The traversal algorithm should be smooth, without checking the null pointer, so if I have only one element, I will copy it in each subtree. It might be helpful to explicitly examine three elements and follow a recursion, but I think the whole method will be optimized later. This will result in:

bvh_node::bvh_node(hitable **l, int n, float time0, float time1) { int axis = int(3 * myRandom()); if (axis == 0) qsort(l, n, sizeof(hitable*), box_x_compare); else if (axis == 1) qsort(l, n, sizeof(hitable *), box_y_compare); else qsort(l, n, sizeof(hitable *), box_z_compare); if (n == 1) { left = right = l[0]; } else if (n == 2) { left = l[0]; right = l[1]; } else { left = new bvh_node(l,n/2,time0,time1); right = new bvh_node(l+n/2,n-n/2,time0,time1); } aabb box_left, box_right; if (!left->bounding_box(time0, time1, box_left) || !right->bounding_box(time0, time1, box_right)); box = surrounding_box(box_left, box_right); }

Check if there is a bounding box in case you send something similar to an infinite plane without a bounding box. We don't have these elements, so we don't need to check them before we add them. The compare function must accept the null pointer you converted. This is the old c function, remind me why C + + was invented. I really messed it up, so I got all the pointers right. If you like this part, you will become a person who can implement the system in the future!

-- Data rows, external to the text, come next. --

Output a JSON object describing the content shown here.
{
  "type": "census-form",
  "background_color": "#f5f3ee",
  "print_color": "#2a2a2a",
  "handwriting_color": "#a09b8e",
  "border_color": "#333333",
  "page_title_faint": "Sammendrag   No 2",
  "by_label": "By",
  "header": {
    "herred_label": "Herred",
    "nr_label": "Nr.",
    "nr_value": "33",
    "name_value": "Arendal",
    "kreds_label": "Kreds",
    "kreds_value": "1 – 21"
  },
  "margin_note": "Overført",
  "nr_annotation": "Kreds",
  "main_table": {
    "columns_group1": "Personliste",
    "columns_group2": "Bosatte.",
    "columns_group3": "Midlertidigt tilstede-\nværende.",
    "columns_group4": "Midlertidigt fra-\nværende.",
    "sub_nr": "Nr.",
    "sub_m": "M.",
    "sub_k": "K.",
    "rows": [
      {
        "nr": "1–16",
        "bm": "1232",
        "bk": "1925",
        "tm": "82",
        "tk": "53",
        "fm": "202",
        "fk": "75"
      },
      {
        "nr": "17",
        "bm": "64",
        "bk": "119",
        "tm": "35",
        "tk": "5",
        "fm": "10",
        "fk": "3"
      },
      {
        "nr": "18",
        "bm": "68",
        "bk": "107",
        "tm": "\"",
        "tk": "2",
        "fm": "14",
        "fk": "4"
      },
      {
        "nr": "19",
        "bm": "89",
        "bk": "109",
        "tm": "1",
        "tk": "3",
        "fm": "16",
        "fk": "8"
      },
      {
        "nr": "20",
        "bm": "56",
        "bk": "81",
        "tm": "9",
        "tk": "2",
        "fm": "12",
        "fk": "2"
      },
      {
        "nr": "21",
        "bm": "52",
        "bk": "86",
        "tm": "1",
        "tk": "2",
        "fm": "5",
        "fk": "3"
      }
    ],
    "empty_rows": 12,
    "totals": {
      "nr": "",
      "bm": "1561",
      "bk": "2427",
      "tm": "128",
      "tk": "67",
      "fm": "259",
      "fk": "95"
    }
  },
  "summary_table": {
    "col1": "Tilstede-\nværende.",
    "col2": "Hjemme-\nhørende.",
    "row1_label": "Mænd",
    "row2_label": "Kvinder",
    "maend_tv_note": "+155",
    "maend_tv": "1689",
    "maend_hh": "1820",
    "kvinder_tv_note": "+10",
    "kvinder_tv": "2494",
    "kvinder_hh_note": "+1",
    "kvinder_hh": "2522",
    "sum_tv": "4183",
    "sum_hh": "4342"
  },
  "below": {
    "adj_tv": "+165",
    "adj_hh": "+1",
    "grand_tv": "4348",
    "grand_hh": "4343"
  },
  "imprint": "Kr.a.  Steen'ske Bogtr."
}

int box_x_compare(const void *a, const void *b) { aabb box_left, box_right; hitable *ah = *(hitable**)a; hitable *bh = *(hitable**)b; if (!ah->bounding_box(0, 0, box_left) || !bh->bounding_box(0, 0, box_right)) return 0;//Output error message if (box_left.rmin().x() - box_right.rmin().x() < 0.0)return -1; else return 1; } int box_y_compare(const void *a, const void *b) { aabb box_left, box_right; hitable *ah = *(hitable**)a; hitable *bh = *(hitable**)b; //if (!ah->bounding_box(0, 0, box_left) || !bh->bounding_box(0, 0, box_right)) // return 0; / / output error information if (box_left.rmin().y() - box_right.rmin().y() < 0.0)return -1; else return 1; } int box_z_compare(const void *a, const void *b) { aabb box_left, box_right; hitable *ah = *(hitable**)a; hitable *bh = *(hitable**)b; //if (!ah->bounding_box(0, 0, box_left) || !bh->bounding_box(0, 0, box_right)) // return 0; / / output error information if (box_left.rmin().z() - box_right.rmin().z() < 0.0)return -1; else return 1; }

After that, let's test it in the next section.